For the first time in their 128-year history, the club won't back the GOP nominee.

Photo via iStock/andykatz

Photo via iStock/andykatz

For the first time in the club’s 128-year history, the Harvard Republicans will not endorse the GOP’s presidential nominee, Donald Trump.

Citing “both policy and temperamental concerns,” the school’s largest conservative group and the oldest College Republicans chapter in America condemned Trump in a blistering statement, claiming the real estate mogul’s anti-Muslim, anti-immigrant rhetoric “is poisoning our country and our children.”

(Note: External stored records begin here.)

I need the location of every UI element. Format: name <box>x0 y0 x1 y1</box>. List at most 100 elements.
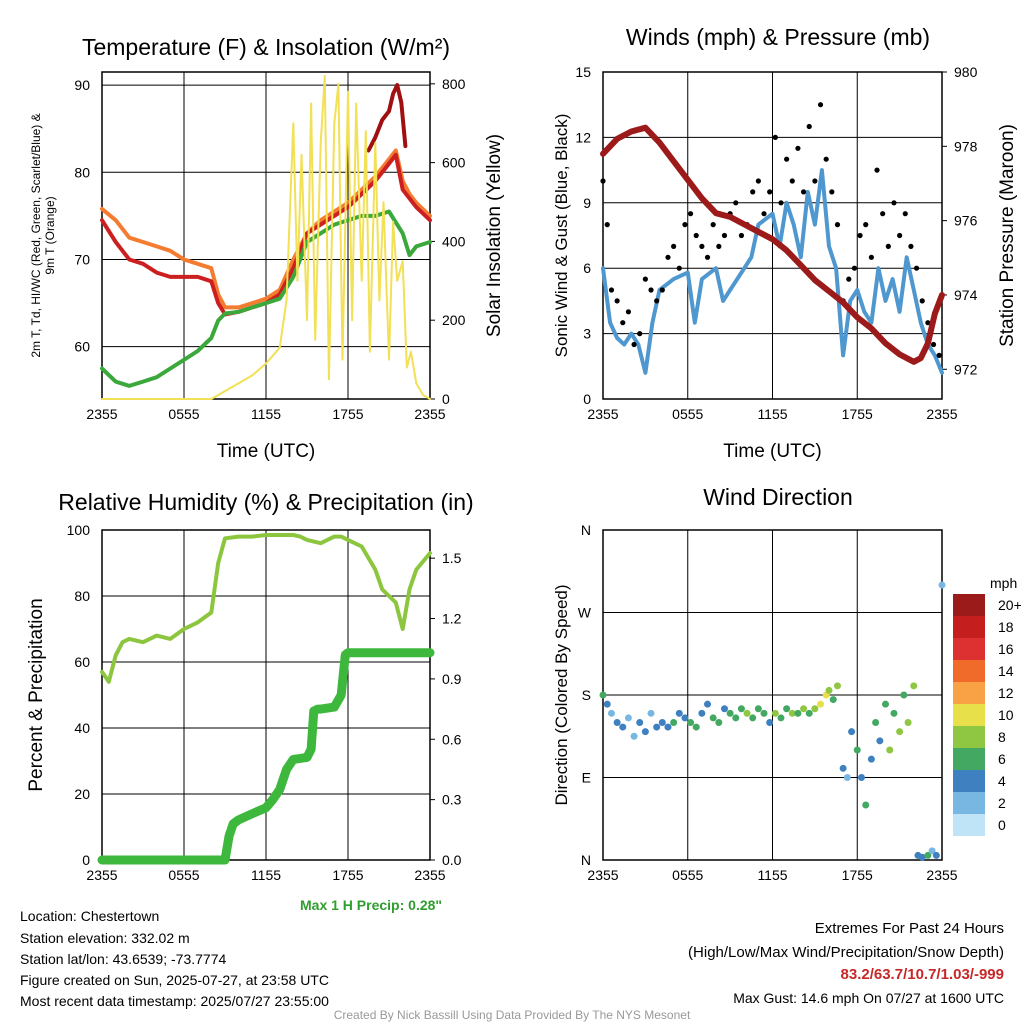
legend-label: 6 <box>998 751 1006 767</box>
gust-point <box>671 243 677 249</box>
direction-point <box>599 691 607 699</box>
gust-point <box>800 189 807 195</box>
direction-point <box>857 774 865 781</box>
legend-label: 20+ <box>998 597 1022 613</box>
direction-point <box>928 847 936 855</box>
gust-point <box>620 320 626 326</box>
y2-tick-label: 0.9 <box>442 671 462 687</box>
legend-label: 16 <box>998 641 1014 657</box>
direction-point <box>720 705 728 713</box>
x-axis-label: Time (UTC) <box>217 441 316 462</box>
legend-label: 0 <box>998 817 1006 833</box>
extremes-heading: Extremes For Past 24 Hours <box>814 920 1004 937</box>
direction-point <box>800 705 808 713</box>
elevation-text: Station elevation: 332.02 m <box>20 930 190 946</box>
direction-point <box>754 705 762 713</box>
x-tick-label: 2355 <box>587 867 618 883</box>
gust-point <box>784 156 790 162</box>
gust-point <box>834 222 841 228</box>
direction-point <box>743 709 751 717</box>
legend-swatch <box>953 726 985 748</box>
direction-point <box>783 705 791 713</box>
gust-point <box>930 341 937 348</box>
gust-point <box>902 211 908 217</box>
y2-tick-label: 976 <box>954 213 978 229</box>
y-tick-label: 100 <box>67 522 91 538</box>
credit-text: Created By Nick Bassill Using Data Provi… <box>333 1008 691 1022</box>
gust-point <box>885 243 891 249</box>
gust-point <box>608 287 615 293</box>
direction-point <box>794 709 802 717</box>
gust-point <box>868 254 874 260</box>
x-tick-label: 2355 <box>414 406 445 422</box>
direction-point <box>771 709 779 717</box>
legend-label: 4 <box>998 773 1006 789</box>
legend-label: 12 <box>998 685 1014 701</box>
direction-point <box>675 709 683 717</box>
x-tick-label: 2355 <box>926 406 957 422</box>
direction-point <box>862 801 870 809</box>
gust-point <box>817 102 824 108</box>
y-tick-label: S <box>582 687 591 703</box>
legend-label: 14 <box>998 663 1014 679</box>
gust-point <box>600 178 606 184</box>
extremes-subheading: (High/Low/Max Wind/Precipitation/Snow De… <box>688 944 1004 961</box>
direction-point <box>825 686 833 694</box>
direction-point <box>749 714 757 722</box>
direction-point <box>918 853 926 861</box>
direction-point <box>641 728 649 736</box>
y-tick-label: 15 <box>575 64 591 80</box>
x-tick-label: 0555 <box>168 867 199 883</box>
y2-tick-label: 974 <box>954 287 978 303</box>
heat_index-line <box>366 83 408 153</box>
direction-point <box>805 709 813 717</box>
y2-tick-label: 978 <box>954 138 978 154</box>
gust-point <box>908 243 914 249</box>
y2-tick-label: 0.0 <box>442 852 462 868</box>
y-tick-label: 80 <box>74 164 90 180</box>
gust-point <box>772 134 778 140</box>
y2-tick-label: 0.3 <box>442 792 462 808</box>
gust-point <box>913 265 920 271</box>
y-tick-label: 60 <box>74 654 90 670</box>
y2-axis-label: Station Pressure (Maroon) <box>997 124 1018 347</box>
direction-point <box>647 709 655 717</box>
direction-point <box>670 719 678 726</box>
gust-point <box>733 200 739 206</box>
direction-point <box>867 755 875 763</box>
y2-tick-label: 980 <box>954 64 978 80</box>
direction-point <box>715 719 723 726</box>
legend-swatch <box>953 594 985 616</box>
gust-point <box>891 200 897 206</box>
x-tick-label: 2355 <box>926 867 957 883</box>
direction-point <box>704 700 712 708</box>
direction-point <box>607 709 615 717</box>
y2-tick-label: 972 <box>954 361 978 377</box>
wind-line <box>601 168 944 375</box>
legend-label: 8 <box>998 729 1006 745</box>
gust-point <box>919 298 925 304</box>
pressure-line <box>600 124 945 365</box>
y2-axis-label: Solar Insolation (Yellow) <box>484 134 505 337</box>
y2-tick-label: 400 <box>442 233 466 249</box>
y2-tick-label: 200 <box>442 312 466 328</box>
max-precip-annotation: Max 1 H Precip: 0.28" <box>300 897 443 913</box>
plot-frame <box>101 71 431 400</box>
gust-point <box>795 145 801 151</box>
legend-swatch <box>953 660 985 682</box>
x-axis-label: Time (UTC) <box>723 441 822 462</box>
x-tick-label: 1755 <box>842 867 873 883</box>
gust-point <box>846 276 852 282</box>
gust-point <box>614 298 620 304</box>
direction-point <box>624 714 632 722</box>
gust-point <box>637 331 643 337</box>
gust-point <box>851 265 858 271</box>
legend-label: 18 <box>998 619 1014 635</box>
gust-point <box>925 320 931 326</box>
direction-point <box>726 709 734 717</box>
direction-point <box>904 719 912 726</box>
direction-point <box>653 723 661 731</box>
y-tick-label: 0 <box>82 852 90 868</box>
direction-point <box>872 719 880 726</box>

“Donald Trump is a threat to the survival of the Republic,” the club said. “His authoritarian tendencies and flirtations with fascism are unparalleled in the history of our democracy. He hopes to divide us by race, by class, and by religion, instilling enough fear and anxiety to propel himself to the White House. He is looking to to pit neighbor against neighbor, friend against friend, American against American.”

The Harvard Republicans’ disavowal of Trump comes after the GOP nominee repeatedly attacked the family of a fallen Muslim-American soldier, questioned the legitimacy of U.S. elections, kicked a crying baby out of his rally, and told the Washington Post he would not endorse House Speaker Paul Ryan, Sen. John McCain, or Sen. Kelly Ayotte.

“Donald Trump, despite spending more than a year on the campaign trail, has either refused or been unable to educate himself on issues that matter most to Americans like us,” the club went on. “He speaks only in platitudes, about greatness, success, and winning. Time and time again, Trump has demonstrated his complete lack of knowledge on critical matters, meandering from position to position over the course of the election. When confronted about these frequent reversals, Trump lies in a manner more brazen and shameless than anything politics has ever seen.”

Though the group formally opposes Trump, its president Declan P. Garvey told members in an email Thursday that it will still coordinate with those who wish to campaign for Trump, reports the Harvard Crimson.